The glaringly obvious solution to this predicament was to change how work was assigned to their site. Cap the amount of work assigned by the functional capacity of the site and then maintain staffing to reliably handle that volume. Easy-peasy … except that change could only come from HQ. And HQ couldn’t believe that assigning work by sales value wasn’t the most efficient method. 

“LA LA LA LA! TALK SENSE ALL YOU WANT BUT YOU CAN’T MAKE ME LISTEN, UNDERLING!”
“LA LA LA LA! TALK SENSE ALL YOU WANT BUT YOU CAN’T MAKE ME LISTEN, UNDERLING!”

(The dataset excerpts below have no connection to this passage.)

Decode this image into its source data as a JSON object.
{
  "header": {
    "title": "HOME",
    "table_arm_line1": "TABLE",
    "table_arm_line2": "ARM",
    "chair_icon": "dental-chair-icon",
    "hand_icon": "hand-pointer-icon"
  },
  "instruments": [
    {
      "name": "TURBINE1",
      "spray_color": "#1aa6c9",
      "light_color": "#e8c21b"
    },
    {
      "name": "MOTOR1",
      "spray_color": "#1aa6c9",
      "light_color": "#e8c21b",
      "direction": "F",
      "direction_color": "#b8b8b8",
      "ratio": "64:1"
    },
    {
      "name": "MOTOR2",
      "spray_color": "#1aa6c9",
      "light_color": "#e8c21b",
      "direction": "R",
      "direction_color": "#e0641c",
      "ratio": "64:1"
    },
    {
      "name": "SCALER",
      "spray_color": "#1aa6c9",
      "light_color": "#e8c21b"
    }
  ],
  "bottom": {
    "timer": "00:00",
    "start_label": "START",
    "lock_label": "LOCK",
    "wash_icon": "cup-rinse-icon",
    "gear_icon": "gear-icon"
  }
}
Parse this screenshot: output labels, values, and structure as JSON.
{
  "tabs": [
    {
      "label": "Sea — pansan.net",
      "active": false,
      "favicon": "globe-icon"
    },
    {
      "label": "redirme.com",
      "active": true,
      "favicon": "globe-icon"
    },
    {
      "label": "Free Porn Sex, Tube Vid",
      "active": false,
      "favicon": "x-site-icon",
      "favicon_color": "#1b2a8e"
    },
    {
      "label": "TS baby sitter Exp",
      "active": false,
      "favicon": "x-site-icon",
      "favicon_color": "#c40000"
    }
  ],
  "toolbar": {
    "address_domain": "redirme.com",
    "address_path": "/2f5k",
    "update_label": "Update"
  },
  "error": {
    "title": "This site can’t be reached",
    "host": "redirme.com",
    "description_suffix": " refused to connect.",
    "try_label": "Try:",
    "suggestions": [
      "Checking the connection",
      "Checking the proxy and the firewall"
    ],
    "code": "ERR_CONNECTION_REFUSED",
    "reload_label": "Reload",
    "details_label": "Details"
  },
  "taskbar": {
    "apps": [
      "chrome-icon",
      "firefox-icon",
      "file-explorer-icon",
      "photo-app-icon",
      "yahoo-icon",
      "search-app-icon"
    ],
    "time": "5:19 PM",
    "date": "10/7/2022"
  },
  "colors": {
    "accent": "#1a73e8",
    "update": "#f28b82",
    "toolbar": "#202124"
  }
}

In short, nothing that the new Wunderkind consultant could suggest to the site staff would make a meaningful difference. The lovely zealot in the shiny suit was unintentionally wasting everyone’s time. And yet, that didn’t matter. True value for a Disciple of Lean came from converting the ignorant heathens to his faith, not from accomplishing anything meaningful. His doctrine espoused exposure to The Holy MethodologyTM since witnessing the transformational power of Lean would surely capture the hearts of the unbelievers. So that’s what they did … for a week. Wasting time, accomplishing nothing, and becoming increasingly jaded with the Wunderkind’s preaching. 


No wonder Konrad stared through me like I wasn’t there as he told his tale. I paid for our drinks and let him vent.

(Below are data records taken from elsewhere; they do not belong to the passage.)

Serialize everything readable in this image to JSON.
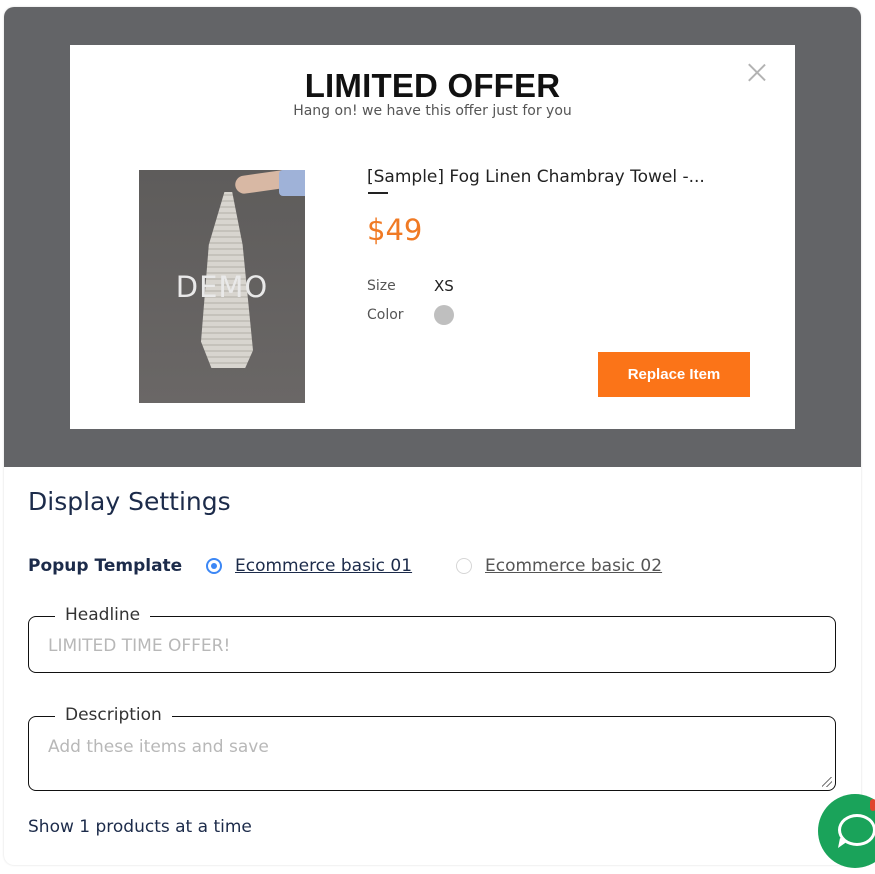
{
  "popup": {
    "title": "LIMITED OFFER",
    "subtitle": "Hang on! we have this offer just for you",
    "product": {
      "image_watermark": "DEMO",
      "name": "[Sample] Fog Linen Chambray Towel -...",
      "price": "$49",
      "size_label": "Size",
      "size_value": "XS",
      "color_label": "Color",
      "color_value": "#bfbfbf"
    },
    "replace_button": "Replace Item"
  },
  "settings": {
    "title": "Display Settings",
    "template_label": "Popup Template",
    "templates": [
      {
        "label": "Ecommerce basic 01",
        "selected": true
      },
      {
        "label": "Ecommerce basic 02",
        "selected": false
      }
    ],
    "headline": {
      "label": "Headline",
      "placeholder": "LIMITED TIME OFFER!"
    },
    "description": {
      "label": "Description",
      "placeholder": "Add these items and save"
    },
    "show_count": "Show 1 products at a time"
  },
  "colors": {
    "accent": "#fb7418",
    "price": "#f07a24",
    "preview_bg": "#636467",
    "radio_selected": "#3c87f5",
    "chat": "#1aa35a"
  },
  "icons": {
    "close": "close-icon",
    "chat": "chat-icon"
  }
}
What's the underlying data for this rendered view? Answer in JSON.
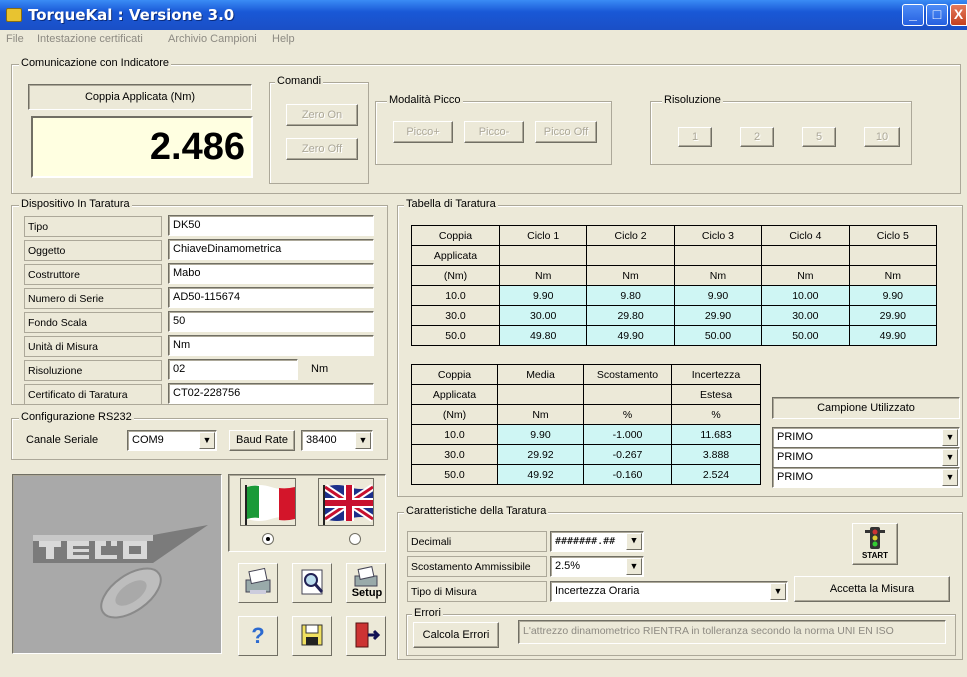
{
  "window": {
    "title": "TorqueKal : Versione 3.0",
    "minimize": "_",
    "maximize": "□",
    "close": "X"
  },
  "menu": [
    "File",
    "Intestazione certificati",
    "Archivio Campioni",
    "Help"
  ],
  "comunicazione": {
    "group_label": "Comunicazione con Indicatore",
    "coppia_label": "Coppia Applicata (Nm)",
    "coppia_value": "2.486",
    "comandi_label": "Comandi",
    "zero_on": "Zero On",
    "zero_off": "Zero Off",
    "picco_label": "Modalità Picco",
    "picco_plus": "Picco+",
    "picco_minus": "Picco-",
    "picco_off": "Picco Off",
    "risoluzione_label": "Risoluzione",
    "ris_buttons": [
      "1",
      "2",
      "5",
      "10"
    ]
  },
  "dispositivo": {
    "group_label": "Dispositivo In Taratura",
    "fields": [
      {
        "label": "Tipo",
        "value": "DK50"
      },
      {
        "label": "Oggetto",
        "value": "ChiaveDinamometrica"
      },
      {
        "label": "Costruttore",
        "value": "Mabo"
      },
      {
        "label": "Numero di Serie",
        "value": "AD50-115674"
      },
      {
        "label": "Fondo Scala",
        "value": "50"
      },
      {
        "label": "Unità di Misura",
        "value": "Nm"
      },
      {
        "label": "Risoluzione",
        "value": "02"
      },
      {
        "label": "Certificato di Taratura",
        "value": "CT02-228756"
      }
    ],
    "risoluzione_unit": "Nm"
  },
  "rs232": {
    "group_label": "Configurazione RS232",
    "canale_label": "Canale Seriale",
    "canale_value": "COM9",
    "baud_label": "Baud Rate",
    "baud_value": "38400"
  },
  "tabella": {
    "group_label": "Tabella di Taratura",
    "header": [
      "Coppia",
      "Ciclo 1",
      "Ciclo 2",
      "Ciclo 3",
      "Ciclo 4",
      "Ciclo 5"
    ],
    "header2": "Applicata",
    "units": [
      "(Nm)",
      "Nm",
      "Nm",
      "Nm",
      "Nm",
      "Nm"
    ],
    "rows": [
      [
        "10.0",
        "9.90",
        "9.80",
        "9.90",
        "10.00",
        "9.90"
      ],
      [
        "30.0",
        "30.00",
        "29.80",
        "29.90",
        "30.00",
        "29.90"
      ],
      [
        "50.0",
        "49.80",
        "49.90",
        "50.00",
        "50.00",
        "49.90"
      ]
    ]
  },
  "risultati": {
    "header": [
      "Coppia",
      "Media",
      "Scostamento",
      "Incertezza"
    ],
    "header2": [
      "Applicata",
      "",
      "",
      "Estesa"
    ],
    "units": [
      "(Nm)",
      "Nm",
      "%",
      "%"
    ],
    "rows": [
      [
        "10.0",
        "9.90",
        "-1.000",
        "11.683"
      ],
      [
        "30.0",
        "29.92",
        "-0.267",
        "3.888"
      ],
      [
        "50.0",
        "49.92",
        "-0.160",
        "2.524"
      ]
    ],
    "campione_header": "Campione Utilizzato",
    "campioni": [
      "PRIMO",
      "PRIMO",
      "PRIMO"
    ]
  },
  "caratteristiche": {
    "group_label": "Caratteristiche della Taratura",
    "decimali_label": "Decimali",
    "decimali_value": "#######.##",
    "scostamento_label": "Scostamento Ammissibile",
    "scostamento_value": "2.5%",
    "tipo_label": "Tipo di Misura",
    "tipo_value": "Incertezza Oraria",
    "start_label": "START",
    "accetta_label": "Accetta la Misura",
    "errori_label": "Errori",
    "calcola_label": "Calcola Errori",
    "messaggio": "L'attrezzo dinamometrico RIENTRA in tolleranza secondo la norma UNI EN ISO"
  },
  "tools": {
    "setup_label": "Setup",
    "help_glyph": "?"
  },
  "colors": {
    "cell_value": "#cff6f4",
    "readout_bg": "#ffffe1",
    "title_blue": "#1958d6"
  }
}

Once he finished, I explained to Konrad why find the True Believers of the business miracle cults to be insufferable and exhausting. It doesn’t’ matter how nice they are as people or how genuine their desire to help may be; their conviction won’t allow them to truly listen to those of us who they deign to advise … let alone to acknowledge that their precious “solutions” might be ineffective in our environment. The one that we live in … the real world, not the Realm of Perfect Workflow Diagrams that they aspire to manifest on earth. 


We don’t need a new office religion; we just need practical solutions and assistance. To slightly misquote New Model Army’s 1987 song The Charge, “no one needs theology when there isn’t enough to eat.” If the £500/hour consultants aren’t capable of delivering that, we don’t need’em. Thanks for nothing. 


[1] That’s real. I didn’t make it up. 
[2] I asked my editor if we could end this paragraph with the .gif of Donald Sutherland pointing and screeching from the end of the 1978 version of Invasion of the Body Snatchers. Lovely block that he is, he suggested we save that effect for when this column gets made into a TikTok video. 
[3] Can any of you teach me how to make a TikTok video that doesn’t stink? I’m out of my depth here. 
[4] That’s also real. I swear I couldn’t make this stuff up if I tried.